La « guerre contre le terrorisme » au cœur de l’idéologie
Selon le néoconservatisme, le XXIe siècle devait voir le triomphe exclusif d’une Amérique devenue la superpuissance unique et incontestée. Deux décennies plus tard, ce serait lui faire trop d’honneur que d’attribuer à la seule idéologie néoconservatrice la responsabilité de l’affaiblissement américain que chacun peut constater à l’échelle mondiale, et tout particulièrement en Orient. Mais sa contribution majeure à cet affaiblissement est criante. Au cœur de cette idéologie figurait un corpus de concepts dont l’un, au lendemain du 11-Septembre, deviendra prééminent. Il s’agit de la « guerre au terrorisme », qui donna forme à un acronyme : la GWOT, pour « Global War on Terror », la guerre mondiale au terrorisme. Cette guerre, conçue par la mouvance « neocon », comme disent par abréviation les Anglo-Saxons aboutira à deux fiascos retentissants, en Irak et en Afghanistan, et à une faillite politique. En suivant les idéologues néoconservateurs, écrit Lozada, « Bush a offert à son ennemi exactement ce qu’il attendait : il a démontré que les États-Unis étaient en guerre contre l’islam, et que nous étions de nouveaux croisés ».

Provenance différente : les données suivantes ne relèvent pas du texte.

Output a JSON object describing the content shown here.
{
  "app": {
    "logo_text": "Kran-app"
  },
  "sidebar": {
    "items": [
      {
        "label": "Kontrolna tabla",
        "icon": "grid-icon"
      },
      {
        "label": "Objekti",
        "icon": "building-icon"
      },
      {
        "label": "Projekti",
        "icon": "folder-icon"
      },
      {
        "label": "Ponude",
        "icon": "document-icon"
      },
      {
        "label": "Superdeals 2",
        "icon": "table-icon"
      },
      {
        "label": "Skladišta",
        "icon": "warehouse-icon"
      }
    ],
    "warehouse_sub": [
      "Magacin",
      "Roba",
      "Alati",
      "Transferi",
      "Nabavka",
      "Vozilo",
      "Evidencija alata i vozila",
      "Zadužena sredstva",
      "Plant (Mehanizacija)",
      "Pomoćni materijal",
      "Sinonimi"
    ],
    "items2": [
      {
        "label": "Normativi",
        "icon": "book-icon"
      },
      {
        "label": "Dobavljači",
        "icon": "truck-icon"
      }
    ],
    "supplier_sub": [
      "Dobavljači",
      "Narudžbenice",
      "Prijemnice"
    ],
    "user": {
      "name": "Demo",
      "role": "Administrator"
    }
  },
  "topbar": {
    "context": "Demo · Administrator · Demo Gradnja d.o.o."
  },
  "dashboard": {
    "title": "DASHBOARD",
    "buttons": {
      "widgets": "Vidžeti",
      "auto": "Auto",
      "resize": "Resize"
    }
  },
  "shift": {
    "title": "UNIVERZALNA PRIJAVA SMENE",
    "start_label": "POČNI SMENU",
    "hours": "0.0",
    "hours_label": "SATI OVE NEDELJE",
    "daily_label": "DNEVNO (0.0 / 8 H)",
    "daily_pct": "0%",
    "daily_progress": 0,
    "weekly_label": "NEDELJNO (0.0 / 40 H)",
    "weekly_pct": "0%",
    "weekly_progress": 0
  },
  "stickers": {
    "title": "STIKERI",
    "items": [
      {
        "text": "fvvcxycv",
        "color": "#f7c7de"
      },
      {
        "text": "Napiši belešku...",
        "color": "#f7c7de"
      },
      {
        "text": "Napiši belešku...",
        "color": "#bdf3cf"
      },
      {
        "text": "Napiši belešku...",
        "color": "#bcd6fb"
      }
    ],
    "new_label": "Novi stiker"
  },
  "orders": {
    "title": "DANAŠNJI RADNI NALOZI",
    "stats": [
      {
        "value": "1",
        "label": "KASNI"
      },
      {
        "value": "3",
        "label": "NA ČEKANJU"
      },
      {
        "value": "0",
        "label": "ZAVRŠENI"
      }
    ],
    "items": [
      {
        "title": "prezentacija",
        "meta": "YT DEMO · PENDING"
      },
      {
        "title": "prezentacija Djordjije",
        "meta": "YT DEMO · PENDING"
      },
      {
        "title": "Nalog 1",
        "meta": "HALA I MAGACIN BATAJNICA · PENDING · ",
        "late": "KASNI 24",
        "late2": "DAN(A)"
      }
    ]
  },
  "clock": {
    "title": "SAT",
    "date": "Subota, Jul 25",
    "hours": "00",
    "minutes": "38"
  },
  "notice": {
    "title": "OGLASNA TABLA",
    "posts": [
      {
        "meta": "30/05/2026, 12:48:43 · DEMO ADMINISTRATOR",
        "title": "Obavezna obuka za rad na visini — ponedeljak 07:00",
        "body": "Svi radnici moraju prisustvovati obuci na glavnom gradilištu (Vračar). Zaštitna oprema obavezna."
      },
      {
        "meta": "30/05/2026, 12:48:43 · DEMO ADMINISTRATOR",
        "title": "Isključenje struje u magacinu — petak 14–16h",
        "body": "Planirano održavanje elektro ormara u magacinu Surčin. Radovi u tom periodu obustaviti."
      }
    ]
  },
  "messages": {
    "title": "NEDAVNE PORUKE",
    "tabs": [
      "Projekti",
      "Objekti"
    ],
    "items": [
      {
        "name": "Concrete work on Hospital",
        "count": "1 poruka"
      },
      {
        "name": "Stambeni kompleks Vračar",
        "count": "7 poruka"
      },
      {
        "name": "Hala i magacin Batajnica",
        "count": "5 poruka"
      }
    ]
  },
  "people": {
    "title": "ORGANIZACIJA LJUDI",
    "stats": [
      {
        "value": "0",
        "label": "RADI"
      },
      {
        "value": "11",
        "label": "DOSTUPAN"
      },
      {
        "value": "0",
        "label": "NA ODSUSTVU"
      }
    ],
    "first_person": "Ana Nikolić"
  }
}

Pourtant, le néoconservatisme avait connu des premiers pas très encourageants dans son ambition première : le domaine économique. Son influence commence sous l’ère du démocrate Jimmy Carter, président de 1977 à 1981. Il développe une hostilité radicale au New Deal, la politique sociale progressiste adoptée par le président Franklin D. Roosevelt pour résorber la grande crise économique des années 1930 et qui se poursuit alors. L’idéologie néoconservatrice s’inscrit dans une mouvance plus large qui privilégie l’exemplarité de la réussite personnelle et la primauté du mérite individuel sur le contrat social. Dès 1963, Irving Kristol, un des pères du néoconservatisme, juge l’État-providence « obsolète »2. Il prône l’abandon des prestations sociales.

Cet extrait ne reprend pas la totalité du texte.